Hermann Kesten

Der Schriftsteller Hermann Kesten wäre am 28. Januar 100 Jahre alt geworden. Kesten, seit 1980 Ehrenbürger der Stadt Nürnberg, wuchs hier auf, besuchte hier Grundschule und Gymnasium. 1933 floh er aus Deutschland und emigrierte 1940 nach New York. Von dort aus setzte er sich zusammen mit Thomas Mann für die Rettung zahlreicher europäischer Schriftsteller aus Deutschland und den von Deutschen besetzten Teilen Europas ein.

In den 20er Jahren galt Kesten als herausragender Vertreter der “Neuen Sachlichkeit”, der sich in seinen Romanen vor allem gegen gesellschaftliche Zwänge wandte. Nach dem 2. Weltkrieg schrieb er neben Romanen und Novellen auch zahlreiche Erzählungen. Aus diesem Fundus heraus entstand das Buch “Mit Menschen leben”, herausgegeben von Prof. Dr. Wolfgang Buhl (1999, ars vivendi verlag), aus dem die Bewegten Worte entnommen sind.

1995 stiftete Hermann Kesten das Preisgeld des ersten Internationalen Menschenrechtspreises der Stadt Nürnberg, der alle zwei Jahre verliehen wird.
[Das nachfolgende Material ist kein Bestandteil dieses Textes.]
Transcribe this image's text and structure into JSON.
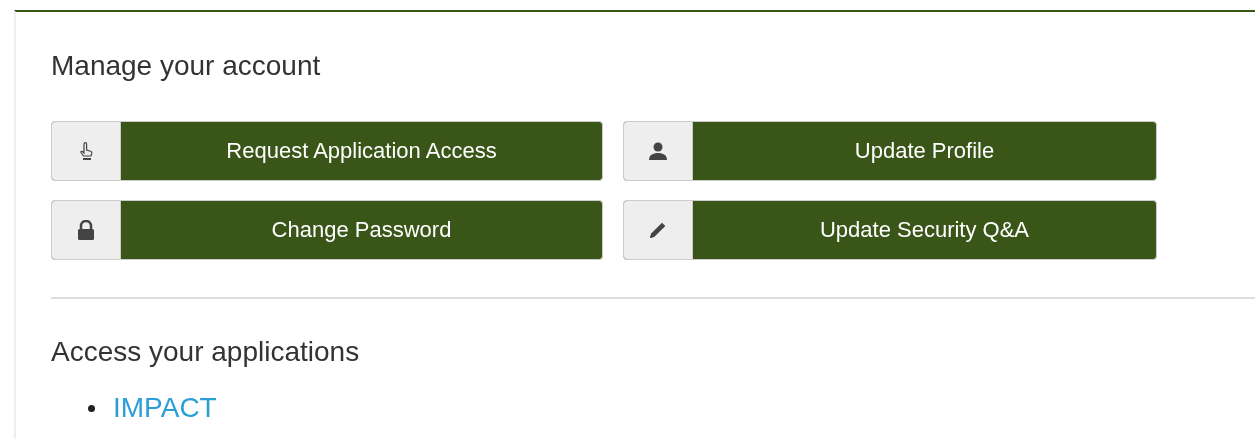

Die Stadt Nürnberg richtet zum 100jährigen Geburtstag ihres Ehrenbürgers eine Reihe von Veranstaltungen aus. Zu Ehren Kestens tagen im Mai 2000 auch die Mitglieder des Schriftstellerverbandes PEN in Nürnberg, dessen Präsident er von 1972 bis 1976 war.

Wer sich ein Bild von dem Schriftsteller machen will, kann dies übrigens im Innenhof der Stadtbibliothek tun: dort erinnert die Bronzestatue “Hermann K. als Spaziergänger” an ihn. Leben und Werk Kestens kann auch im Internet gelesen werden: www.kesten.de

Die VAG präsentiert in den U-Bahnen Zitate des Schriftstellers
Hermann Kesten aus dem Buch “Mit Menschen leben”.

Der Fluß, der sich die Mühe gibt, durch Nürnberg zu fließen, trägt keinen Ruhm davon. Er heißt Pegnitz, und dies ist ein stiller Name. Er sieht lehmig aus und gibt Anlaß zu mancher schöner Brücke. Nachts schimmern die Sterne in ihm. Lebensmüde benützen ihn nur selten und ungern. ... Ob hier Erzengel leben, weiß ich nicht. Gott selbst wohnt auswärts.
(S. 61/62)

Wer nicht die Sprache der Zeit spricht, wird überhört. Wer nur der Zeit nachplappert, bleibt belanglos. ... Es gibt keine unpolitische Literatur. Denn Literatur stand immer im Kampf gegen die Politik, gegen die herrschenden Mächte, oder sie stand in ihrem Dienst, aus Überzeugung, aus Furcht, aus Korruption.
(S. 120/121)

Die Stadt Nürnberg ist ein Traum, der sich meiner bemächtigt hat, ein Angsttraum, ein Glückstraum. Kein Träumer ist Herr über seine Träume. Kein Dichter ist Herr über seine Figuren. Nürnberg ist ein gotischer Traum im 20. Jahrhundert, ein Alptraum, ein Tagtraum, eine Illusion und eine steinerne staubige stürmische Realität, auf dem Weg zur Zukunft.
(S. 159)

Wiedersehen in Nürnberg:
...es roch nach Safran und Bärendreck, nach Käsekuchen und Pfefferplätzchen und Bier, nach Ochsenmaulsalat und Bratwürstchen, nach Leder und lutherischen Bekenntnissen, nach öffentlicher Liebe und Pissoirs, nach Freimaurerei und gebackenen Karpfen, nach Spargel und kondensiertem Mittelalter.
Ach, zuweilen rieche ich noch im Traum diese längst verschollenen Kindheitsgerüche und stehe vor meiner ganzen Kindheit wieder, und vor dem Schattenspiel meiner verlorenen
Jugend... 
(S. 161)

Über alles liebe ich die Freiheit. Ich hielt die Würde des Menschen und die Humanität für die schönsten Früchte der Zivilisation. Ich war ein Individuum und ließ Individuen gelten. Wie ich glaubte, daß man Kinder erziehen könnte, so glaubte ich auch an die Erziehung der Menschheit. Nicht nur der Haß, sondern auch die Liebe wirkt ansteckend, ja in der Entwicklung der Menschheit war sie stets um einen Schritt voraus.